Question

I'm trying to play a continuous stream of sine waves. The frequency of the sine wave changes when I press and hold the buttons. It returns to its normal frequency once I release the buttons.

When I run the following code, the output sound has periodic 'clicks' (sharp acoustic pressure changes) occuring at regular intervals - around 5 clicks per second - rather than playing a pure sine tone.

A funny behavior is, there are no clicks when I press and hold the C5 button.

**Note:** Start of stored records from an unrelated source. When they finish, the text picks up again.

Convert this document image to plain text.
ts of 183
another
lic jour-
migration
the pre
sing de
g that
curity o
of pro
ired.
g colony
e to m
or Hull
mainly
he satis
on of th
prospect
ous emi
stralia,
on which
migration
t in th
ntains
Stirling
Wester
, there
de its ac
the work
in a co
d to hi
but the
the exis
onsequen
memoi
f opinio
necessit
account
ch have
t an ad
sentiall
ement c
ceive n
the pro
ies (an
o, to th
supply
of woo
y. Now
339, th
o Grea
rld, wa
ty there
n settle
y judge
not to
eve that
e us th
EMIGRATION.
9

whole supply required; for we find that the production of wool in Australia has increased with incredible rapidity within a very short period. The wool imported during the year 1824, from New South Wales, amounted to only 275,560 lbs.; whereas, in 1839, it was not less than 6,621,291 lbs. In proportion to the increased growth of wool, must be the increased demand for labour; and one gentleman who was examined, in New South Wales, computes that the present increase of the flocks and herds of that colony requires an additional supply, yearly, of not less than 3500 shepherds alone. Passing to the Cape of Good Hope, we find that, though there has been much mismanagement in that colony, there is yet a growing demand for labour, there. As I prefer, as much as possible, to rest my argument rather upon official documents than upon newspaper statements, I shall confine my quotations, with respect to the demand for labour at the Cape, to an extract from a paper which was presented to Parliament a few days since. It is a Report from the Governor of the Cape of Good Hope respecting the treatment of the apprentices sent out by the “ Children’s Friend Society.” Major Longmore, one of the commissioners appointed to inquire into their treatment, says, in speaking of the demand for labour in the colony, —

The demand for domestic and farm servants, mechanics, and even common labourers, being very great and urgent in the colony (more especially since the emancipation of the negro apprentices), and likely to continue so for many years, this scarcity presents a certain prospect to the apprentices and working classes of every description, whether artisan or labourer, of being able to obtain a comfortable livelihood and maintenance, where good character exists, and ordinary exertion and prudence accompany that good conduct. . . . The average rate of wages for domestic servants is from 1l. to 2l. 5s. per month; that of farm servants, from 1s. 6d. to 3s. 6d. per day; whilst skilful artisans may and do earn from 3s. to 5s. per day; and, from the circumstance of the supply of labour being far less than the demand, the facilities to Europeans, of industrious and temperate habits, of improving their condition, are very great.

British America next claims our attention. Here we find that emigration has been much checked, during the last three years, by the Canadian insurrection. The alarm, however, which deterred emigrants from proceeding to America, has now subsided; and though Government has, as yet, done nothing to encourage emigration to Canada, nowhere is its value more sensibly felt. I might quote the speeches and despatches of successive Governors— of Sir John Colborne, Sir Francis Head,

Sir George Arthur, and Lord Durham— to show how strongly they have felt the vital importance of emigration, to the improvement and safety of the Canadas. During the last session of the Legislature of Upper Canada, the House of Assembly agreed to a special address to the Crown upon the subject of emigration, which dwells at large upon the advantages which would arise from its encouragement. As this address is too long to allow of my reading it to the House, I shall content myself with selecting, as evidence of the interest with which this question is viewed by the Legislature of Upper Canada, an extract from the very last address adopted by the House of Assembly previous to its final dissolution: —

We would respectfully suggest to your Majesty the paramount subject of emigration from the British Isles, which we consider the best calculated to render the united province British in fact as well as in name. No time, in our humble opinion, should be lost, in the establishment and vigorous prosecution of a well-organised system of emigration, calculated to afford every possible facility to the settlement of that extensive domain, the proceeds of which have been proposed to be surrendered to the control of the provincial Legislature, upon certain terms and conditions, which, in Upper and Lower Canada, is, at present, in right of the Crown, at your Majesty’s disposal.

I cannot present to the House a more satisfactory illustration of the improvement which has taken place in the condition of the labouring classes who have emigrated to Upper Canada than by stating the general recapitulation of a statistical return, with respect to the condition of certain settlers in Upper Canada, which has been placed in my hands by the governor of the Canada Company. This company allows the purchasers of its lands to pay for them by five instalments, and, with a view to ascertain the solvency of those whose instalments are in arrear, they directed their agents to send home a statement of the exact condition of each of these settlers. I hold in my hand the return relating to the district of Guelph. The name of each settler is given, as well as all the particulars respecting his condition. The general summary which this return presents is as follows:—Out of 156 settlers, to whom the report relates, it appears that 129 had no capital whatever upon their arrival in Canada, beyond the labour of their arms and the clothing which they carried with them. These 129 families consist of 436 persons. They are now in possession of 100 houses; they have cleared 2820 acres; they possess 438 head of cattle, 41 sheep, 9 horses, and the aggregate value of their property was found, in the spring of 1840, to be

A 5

But when I press and hold the C4 button, the clicks are still there.

What is the cause of this problem?

public class MainActivity extends Activity {
Thread t;
private Button buttonC4, buttonC5;

float buttonC4_val = 0;
float buttonC5_val = 0;

int sr = 44100;
boolean isRunning = true;

@Override
protected void onCreate(Bundle savedInstanceState) {
    super.onCreate(savedInstanceState);
    setContentView(R.layout.main);

    // button initialization
    buttonC4 = (Button) this.findViewById(R.id.button_c4);
    buttonC5 = (Button) this.findViewById(R.id.button_c5);

    buttonC4.setOnTouchListener(new OnTouchListener() {
        @Override
        public boolean onTouch(View v, MotionEvent event) {
            switch(event.getAction())
            {
            case MotionEvent.ACTION_DOWN:
                //insert code here
                buttonC4_val = 300;
                buttonC4.setText("You Clicked ME!!!");
                return true;
            case MotionEvent.ACTION_UP:
                //insert code here
                buttonC4_val = 0;
                buttonC4.setText("C4");
                return true;
            }
            return false;
        }
    });

    buttonC5.setOnTouchListener(new OnTouchListener() {
        @Override
        public boolean onTouch(View v, MotionEvent event) {
            switch(event.getAction())
            {
            case MotionEvent.ACTION_DOWN:
                //insert code here
                buttonC5_val = 500;
                buttonC5.setText("You Clicked ME!!!");
                return true;
            case MotionEvent.ACTION_UP:
                //insert code here
                buttonC5_val = 0;
                buttonC5.setText("C5");
                return true;
            }
            return false;
        }
    });

    t = new Thread() {
        public void run() {
            setPriority(Thread.MAX_PRIORITY);

    int bufferSize = AudioTrack.getMinBufferSize(sr,
            AudioFormat.CHANNEL_OUT_MONO, AudioFormat.ENCODING_PCM_16BIT);

    AudioTrack audioTrack = new AudioTrack(AudioManager.STREAM_MUSIC, sr, 
            AudioFormat.CHANNEL_OUT_MONO, 
            AudioFormat.ENCODING_PCM_16BIT, 
            bufferSize, 
            AudioTrack.MODE_STREAM);

    audioTrack.play();

    // synthesis loop
     while(isRunning){                  
           double upFreq = (double) buttonC4_val + (double) buttonC5_val;   
       short samples[] = new short[bufferSize];
           int amp = 10000;
           double twopi = 8.*Math.atan(1.);
           double fr = 440.f;
           double ph = 0.0;                 
           fr =  440 + upFreq;

           for(int i=0; i < bufferSize; i++){
         samples[i] = (short) (amp*Math.sin(ph));
         ph += twopi*fr/sr;
           }

      audioTrack.write(samples, 0, bufferSize);
            }
    audioTrack.stop();
    audioTrack.release();
        }
    };
    t.start();
}
}
Was it helpful?

Solution

It looks like you're filling the entire samples buffer with the sine wave - if the bufferSize is not a multiple of the frequency you're generating then you're going to be partially through a wave when the next sample starts playing - that might be what's causing the pops.

Amazing diagram

You can test this by changing the bufferSize and seeing if that changes the frequency of the popping. Bigger buffer should mean these sample mismatches happen less often so the popping should be less frequent.

The solution would be to change

audioTrack.write(samples, 0, bufferSize);

to replace bufferSize with the location in the buffer of the last 0 crossing.